Я видѣлъ все это лишь съ минуту, потому что священникъ вторично кинулъ земли на гробъ: «И въ землю отыдеши». И вмѣстѣ съ комьями, посыпавшимися съ гроба, упалъ нашъ Петрушка въ глубину могилы, гдѣ и исчезъ.

Затѣмъ, съ послѣднимъ комомъ брошенной земли, раздались утѣшительныя слова: «И отъ земли возстанешь для жизни вѣчной».

Когда прочитано было: «Отче нашъ» и провожатые разошлись, старикъ священникъ подошелъ къ намъ.

— Вамъ хотѣли причинить непріятность, — сказалъ онъ, любовно взявши насъ за руки, — но мы примемъ это иначе. Эту куклу, какъ вы мнѣ разсказали, покойный сдѣлалъ еще въ юности, и она послужила орудіемъ къ достиженію имъ семейнаго счастія; затѣмъ, во всю его жизнь, онъ ею развлекалъ по вечерамъ людей въ часы ихъ отдыха, и устами маленькаго шута провозглашалъ не мало истинъ, угодныхъ Богу и полезныхъ людямъ: я самъ былъ разъ тому свидѣтелемъ, когда вы были еще дѣтьми. Оставьте теперь это маленькое произведеніе покоиться со своимъ творцомъ. Это очень подходитъ къ словамъ Писанія: «Не унывайте; ибо добрые найдутъ отдыхъ послѣ трудовъ своихъ».

Такъ и сдѣлали. Тихо и мирно вернулись мы домой, а веселый Петрушка и добрый старикъ Тендлеръ разстались съ нами навѣкъ.

— Все это, — помолчавши, прибавилъ мой пріятель, — доставило намъ немало горя, но мы были молоды и не умерли съ печали. Недолго спустя родился у насъ Іосифъ, и такимъ образомъ намъ дано было все, что нужно людямъ для полнаго счастья.

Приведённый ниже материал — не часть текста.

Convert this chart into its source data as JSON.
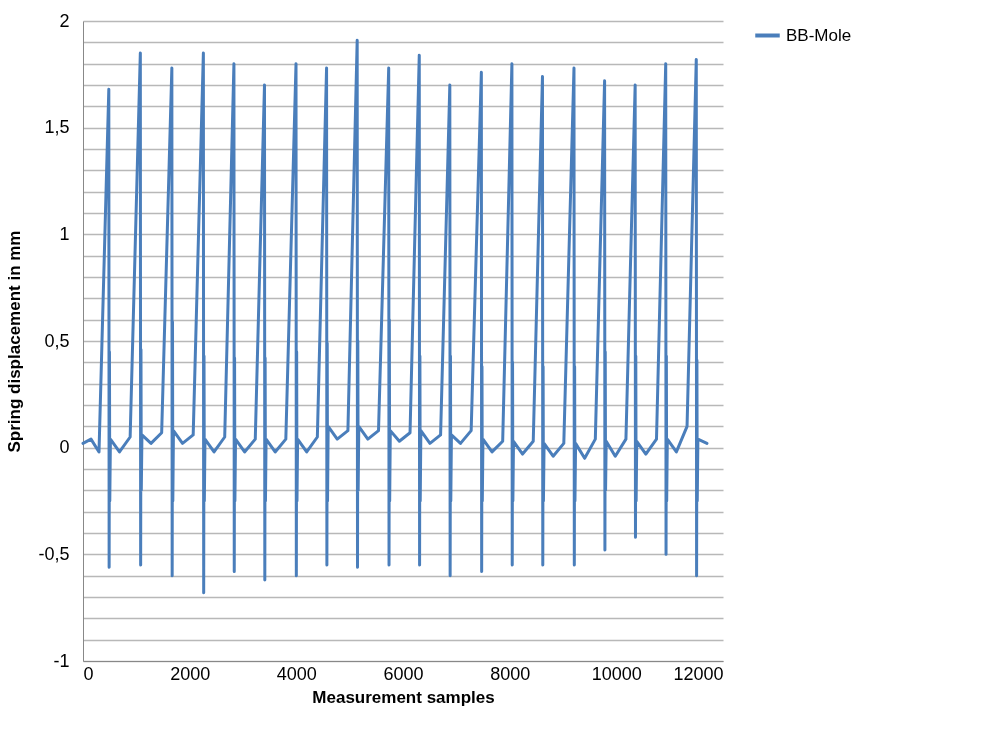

Мой пріятель замолкъ и сталъ смотрѣть на вечернюю зарю, горѣвшую вдали, за деревьями кладбища; я же уже давно видѣлъ у калитки, къ которой мы теперь подходили, ласковое лицо г-жи Паульсенъ.

— Я такъ и думала, что вы здѣсь! — воскликнула она. — И что у васъ за длинные разговоры! Идите-ка въ домъ! Кушанье уже подано, да тамъ же и гаванный смотритель, и два письма: отъ Іосифа и отъ старой твоей хозяйки! Что это ты такъ на меня уставился паренекъ?

Мужъ ея разсмѣялся. — Я ему кое-что выболталъ, мама. Теперь онъ смотритъ, вправду ли ты — маленькая комедіантова Лиза!

— Вотъ оно что! — воскликнула она, бросивъ на мужа взглядъ, полный любви. — Смотри же хорошенько, паренекъ, а если не разсмотришь, то спроси вотъ его: онъ-то твердо знаетъ.

Паульсенъ молча обнялъ ее одною рукою. Потомъ мы пошли въ домъ праздновать свадебную годовщину.

Чудные были люди Паульсенъ и его Лиза!

Конецъ.
"Юный Читатель", №№ 18, 20, 1900



  1. Шиллингъ — старинная мелкая монета.